I, like many people, have experienced both physical and emotional pain. The physical pain of cancer is excruciating. It creates an impenetrable layer of fear that can soon make you wish death. It is clear and loud, like a bomb. Emotional pain can be the opposite. It is so quiet and ineffable that we can't notice it as it takes over our life and then crawls all over us like a slimy snail. Both can take us into the most immense loneliness, and both can kill us, or liberate us.

Why can pain liberate us? Because when we face it, we make the decision to be free. Even if we cannot get rid of the pain, we can be free to start finding a new way to live, a new way to see. There are terrible things in the world, and I cannot console or offer any words of comfort to the victims of all the terrible errors of humanity, or to the victims of illness or even of pure chance. All I can say, from my very limited perspective, is that when people embrace their experience of pain, they make a difference in the lives of those who are just beginning to live it, and as a result, their own lives acquire purpose. Of all the things I read about cancer during the moments when I first had to face it, only the stories of survivors stayed with me. That was all I had, and that was all I held on to. The Magdalene had more than I did at the time. She had her faith in the Resurrection.
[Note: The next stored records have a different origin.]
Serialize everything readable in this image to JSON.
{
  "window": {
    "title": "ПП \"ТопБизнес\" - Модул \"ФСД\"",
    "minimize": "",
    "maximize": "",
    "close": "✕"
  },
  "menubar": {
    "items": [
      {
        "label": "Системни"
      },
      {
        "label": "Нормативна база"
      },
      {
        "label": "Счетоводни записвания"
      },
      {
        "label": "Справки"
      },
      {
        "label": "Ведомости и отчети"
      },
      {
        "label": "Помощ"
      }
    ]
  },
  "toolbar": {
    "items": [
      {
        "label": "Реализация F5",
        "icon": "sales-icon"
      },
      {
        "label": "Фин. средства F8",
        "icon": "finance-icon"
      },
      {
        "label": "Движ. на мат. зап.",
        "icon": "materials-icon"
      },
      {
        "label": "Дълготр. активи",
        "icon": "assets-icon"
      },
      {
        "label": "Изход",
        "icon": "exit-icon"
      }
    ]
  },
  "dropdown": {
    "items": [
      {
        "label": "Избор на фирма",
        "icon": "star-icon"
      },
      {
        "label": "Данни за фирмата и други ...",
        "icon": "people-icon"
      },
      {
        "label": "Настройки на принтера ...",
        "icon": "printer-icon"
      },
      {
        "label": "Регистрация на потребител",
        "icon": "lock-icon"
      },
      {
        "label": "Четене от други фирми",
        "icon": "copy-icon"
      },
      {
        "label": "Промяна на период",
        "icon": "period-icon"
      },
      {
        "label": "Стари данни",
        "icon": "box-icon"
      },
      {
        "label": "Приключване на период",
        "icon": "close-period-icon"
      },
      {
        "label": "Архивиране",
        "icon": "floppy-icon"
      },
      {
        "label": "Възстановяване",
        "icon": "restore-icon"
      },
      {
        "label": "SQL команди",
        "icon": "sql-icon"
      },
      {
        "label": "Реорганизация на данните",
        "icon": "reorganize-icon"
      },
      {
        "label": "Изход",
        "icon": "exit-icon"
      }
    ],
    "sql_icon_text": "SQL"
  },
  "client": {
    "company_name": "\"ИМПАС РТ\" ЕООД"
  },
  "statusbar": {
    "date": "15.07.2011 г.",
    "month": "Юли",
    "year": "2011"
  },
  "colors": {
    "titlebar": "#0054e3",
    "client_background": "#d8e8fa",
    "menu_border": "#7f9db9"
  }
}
Whether we understand the Resurrection as a literal or interpretative event, faith remains the base of its redeeming power. Faith is the notion that we can be reborn out of a life-changing experience. Mary Magdalene was reborn through her tears of pain, the same tears that brought her liberation from being a woman to being a human being in its full expression. Her tears formed the veil she penetrated in order to see the true nature of her teacher, and in order to see her own true nature. It was through her faith in her vision of the Resurrection that she brought the news to the world that we were more than just our flesh, that we were beyond sin. If we accepted the redeeming nature of death and rebirth, we would be born into a new being free from the archaic notion of sin, free from judgement, free from the restraints we had invented in response to fear. She brought faith in answer to fear, rebirth in answer to death.

So from now on, when we go to a museum or a church and see a crying Magdalene, we can choose to remember that the purpose of the Crucifixion was the Resurrection, and that the tears we see washed her eyes of the illusion of death in order to see life. Her vision, of life reborn, of life never dead, can be the warp and weft on which we can place our faith to believe that out of our pain, a new life can be born.

***
Tanya
Prayerfully painting for more love, for more peace, for more faith, for our world to be reborn.